La música tarda en oírse en Música y es escasa en un relato más bien silencioso. La fotografía de Ivan Marković es de una nitidez y de luz tan abundante que produce alivio con respecto a las oscuridades de cinefotógrafos en misión de mostrar su habilidad meramente técnica. Marković y Schanelec, por ejemplo, convierten las reverberaciones de un lago en factor emocional. Que múltiples pequeñas coreografías estén aquí y allá —como la de unos presos o la de manos de diferentes personas que se lavan juntas— podría suponer afectación audiovisual, en que, afortunadamente, Schanelec no cae.

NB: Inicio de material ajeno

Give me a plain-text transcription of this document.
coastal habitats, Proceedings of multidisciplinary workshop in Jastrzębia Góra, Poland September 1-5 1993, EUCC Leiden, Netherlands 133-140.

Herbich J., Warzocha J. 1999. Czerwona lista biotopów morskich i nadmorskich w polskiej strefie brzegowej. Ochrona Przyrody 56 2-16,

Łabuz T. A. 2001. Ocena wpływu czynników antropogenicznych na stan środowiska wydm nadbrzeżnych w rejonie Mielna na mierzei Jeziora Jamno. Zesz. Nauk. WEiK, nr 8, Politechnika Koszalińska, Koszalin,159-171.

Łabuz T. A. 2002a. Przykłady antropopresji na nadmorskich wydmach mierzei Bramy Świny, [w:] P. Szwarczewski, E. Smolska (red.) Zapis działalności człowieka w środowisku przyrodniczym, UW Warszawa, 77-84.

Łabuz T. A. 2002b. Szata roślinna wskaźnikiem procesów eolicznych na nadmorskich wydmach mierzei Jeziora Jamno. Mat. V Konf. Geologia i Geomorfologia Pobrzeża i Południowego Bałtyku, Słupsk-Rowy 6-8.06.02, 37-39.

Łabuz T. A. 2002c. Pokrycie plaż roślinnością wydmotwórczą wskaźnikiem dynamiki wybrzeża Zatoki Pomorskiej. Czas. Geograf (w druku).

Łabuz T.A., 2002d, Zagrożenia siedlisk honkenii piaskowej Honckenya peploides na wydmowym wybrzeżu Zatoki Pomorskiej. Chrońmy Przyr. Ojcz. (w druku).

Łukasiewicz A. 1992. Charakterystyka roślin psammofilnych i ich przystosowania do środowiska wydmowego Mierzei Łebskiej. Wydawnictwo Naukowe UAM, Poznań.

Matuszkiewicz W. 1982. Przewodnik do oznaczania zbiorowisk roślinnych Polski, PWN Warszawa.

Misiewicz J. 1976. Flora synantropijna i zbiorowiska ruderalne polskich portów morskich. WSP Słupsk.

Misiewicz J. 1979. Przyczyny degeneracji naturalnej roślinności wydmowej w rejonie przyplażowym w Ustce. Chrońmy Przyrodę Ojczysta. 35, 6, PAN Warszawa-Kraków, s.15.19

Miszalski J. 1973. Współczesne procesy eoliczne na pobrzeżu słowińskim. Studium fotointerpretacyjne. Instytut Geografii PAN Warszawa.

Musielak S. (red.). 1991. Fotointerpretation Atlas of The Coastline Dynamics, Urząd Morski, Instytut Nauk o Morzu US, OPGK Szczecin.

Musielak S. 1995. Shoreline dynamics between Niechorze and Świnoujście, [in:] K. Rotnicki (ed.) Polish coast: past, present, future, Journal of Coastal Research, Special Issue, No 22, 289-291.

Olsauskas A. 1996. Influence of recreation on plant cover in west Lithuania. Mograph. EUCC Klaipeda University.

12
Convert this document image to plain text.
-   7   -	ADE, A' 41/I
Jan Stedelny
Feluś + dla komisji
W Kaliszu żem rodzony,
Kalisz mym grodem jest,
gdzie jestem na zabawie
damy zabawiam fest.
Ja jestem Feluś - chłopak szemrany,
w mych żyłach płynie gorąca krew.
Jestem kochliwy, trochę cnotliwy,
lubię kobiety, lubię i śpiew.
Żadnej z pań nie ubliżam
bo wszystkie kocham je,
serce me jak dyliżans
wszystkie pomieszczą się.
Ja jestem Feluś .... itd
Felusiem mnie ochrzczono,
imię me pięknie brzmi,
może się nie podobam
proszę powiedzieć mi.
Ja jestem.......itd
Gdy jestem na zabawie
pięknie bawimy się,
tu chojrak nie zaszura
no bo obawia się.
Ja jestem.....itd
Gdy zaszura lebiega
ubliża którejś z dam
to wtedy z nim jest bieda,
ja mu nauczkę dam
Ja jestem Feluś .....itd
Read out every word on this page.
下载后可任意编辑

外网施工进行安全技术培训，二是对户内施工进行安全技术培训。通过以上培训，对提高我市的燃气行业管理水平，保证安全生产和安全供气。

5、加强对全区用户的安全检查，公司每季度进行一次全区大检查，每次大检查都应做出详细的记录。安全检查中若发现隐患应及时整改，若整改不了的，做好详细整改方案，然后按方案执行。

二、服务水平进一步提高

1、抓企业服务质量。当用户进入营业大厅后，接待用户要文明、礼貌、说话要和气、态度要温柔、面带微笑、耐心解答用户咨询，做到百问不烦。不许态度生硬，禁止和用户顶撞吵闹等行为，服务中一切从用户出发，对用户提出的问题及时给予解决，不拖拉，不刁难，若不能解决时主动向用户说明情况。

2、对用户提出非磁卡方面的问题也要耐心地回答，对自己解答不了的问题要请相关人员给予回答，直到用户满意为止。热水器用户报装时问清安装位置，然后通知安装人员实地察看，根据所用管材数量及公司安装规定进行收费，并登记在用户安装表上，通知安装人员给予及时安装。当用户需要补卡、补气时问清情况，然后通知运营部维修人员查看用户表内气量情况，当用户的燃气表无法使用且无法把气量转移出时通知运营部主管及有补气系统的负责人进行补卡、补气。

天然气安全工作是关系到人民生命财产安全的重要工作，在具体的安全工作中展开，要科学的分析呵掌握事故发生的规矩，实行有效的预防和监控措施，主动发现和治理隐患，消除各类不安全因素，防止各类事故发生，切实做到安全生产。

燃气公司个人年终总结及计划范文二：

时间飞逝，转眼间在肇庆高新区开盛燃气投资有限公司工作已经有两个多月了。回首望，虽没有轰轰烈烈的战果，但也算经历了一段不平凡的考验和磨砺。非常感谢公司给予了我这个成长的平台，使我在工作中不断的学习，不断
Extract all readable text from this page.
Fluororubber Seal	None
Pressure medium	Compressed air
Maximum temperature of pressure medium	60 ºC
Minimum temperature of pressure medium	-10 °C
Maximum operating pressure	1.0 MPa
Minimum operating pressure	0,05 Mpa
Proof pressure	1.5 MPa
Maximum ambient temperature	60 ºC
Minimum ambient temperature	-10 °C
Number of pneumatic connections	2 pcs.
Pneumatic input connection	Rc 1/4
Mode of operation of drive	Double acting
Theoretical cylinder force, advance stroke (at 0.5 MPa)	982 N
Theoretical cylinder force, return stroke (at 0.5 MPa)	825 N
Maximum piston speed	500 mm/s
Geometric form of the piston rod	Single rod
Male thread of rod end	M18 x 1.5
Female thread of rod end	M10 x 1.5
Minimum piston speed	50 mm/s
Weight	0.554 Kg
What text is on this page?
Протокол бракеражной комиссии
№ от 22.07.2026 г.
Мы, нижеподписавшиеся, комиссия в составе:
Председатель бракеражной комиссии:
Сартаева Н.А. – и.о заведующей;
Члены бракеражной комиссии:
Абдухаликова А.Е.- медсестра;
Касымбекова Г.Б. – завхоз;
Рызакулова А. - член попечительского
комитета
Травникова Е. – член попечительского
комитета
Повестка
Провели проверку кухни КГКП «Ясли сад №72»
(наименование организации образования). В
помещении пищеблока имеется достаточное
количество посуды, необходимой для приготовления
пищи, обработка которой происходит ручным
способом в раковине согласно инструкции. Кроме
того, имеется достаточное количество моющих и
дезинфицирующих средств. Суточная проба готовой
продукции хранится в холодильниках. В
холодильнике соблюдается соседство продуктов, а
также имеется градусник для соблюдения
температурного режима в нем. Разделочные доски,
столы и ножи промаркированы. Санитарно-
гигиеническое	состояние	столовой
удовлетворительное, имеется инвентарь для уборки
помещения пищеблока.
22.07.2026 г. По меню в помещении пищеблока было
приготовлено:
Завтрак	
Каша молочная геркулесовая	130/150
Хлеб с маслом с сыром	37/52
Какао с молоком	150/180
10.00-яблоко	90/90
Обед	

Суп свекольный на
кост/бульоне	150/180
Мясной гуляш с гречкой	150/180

El silencio de los personajes de Música, principalmente los jóvenes, es improbable. La directora crea un mundo en que la verborrea es innecesaria. Los sonidos ambientales están, pero no son enfatizados, como ocurre hasta en cineastas serios como Weerasethakul. Por el contrario, podría parecer que lo auditivo está atenuado. Así las palabras cobran peso y rozan la sentencia, como la letra de una canción que dice: “el dolor del amor perdura toda una vida”. Sin embargo, en esto como en otros elementos, prevalece la sutileza, que es la marca de esta obra. Un personaje por completo incidental también sufre un accidente: Schanelec muestra apenas un rastro de sangre a su alrededor; alejando su cinta de los charcos que prodigan otros productos audiovisuales. Aunque Música en cierto sentido —por su melodrama y arte auditivo— linda con ser el musical de Schanelec, se mantiene en una realización tan contenida que refleja cómo se pasa la vida, como en canciones.
En Música, Schanelec ha encontrado la belleza a través de composiciones enigmáticas: encuadres en que la puesta en escena y los movimientos de cámara y personajes se conjugan, sorprendiendo por su imaginación cinemática —como corresponde a una creadora significativa— no por efectismo, triquiñuelas ni complacencias para públicos que han abandonado el asombro, encasillándolo y representándolo en imágenes predecibles. Algunas acciones parecen extrañas, incluso extravagantes —como un bebé sacado de entre peñascos— pero no carecen de explicación, para quienes las requieran. Schanelec no recurre a truculencias, le bastan decisiones como poner a dialogar dos pares de chanclas, sin palabras, o la mera visión de cerros griegos llenos de piedras. De alguna forma hacer cine es llanamente ver, no lo predispuesto para ser mirado, sino lo que encuentran los ojos en libertad.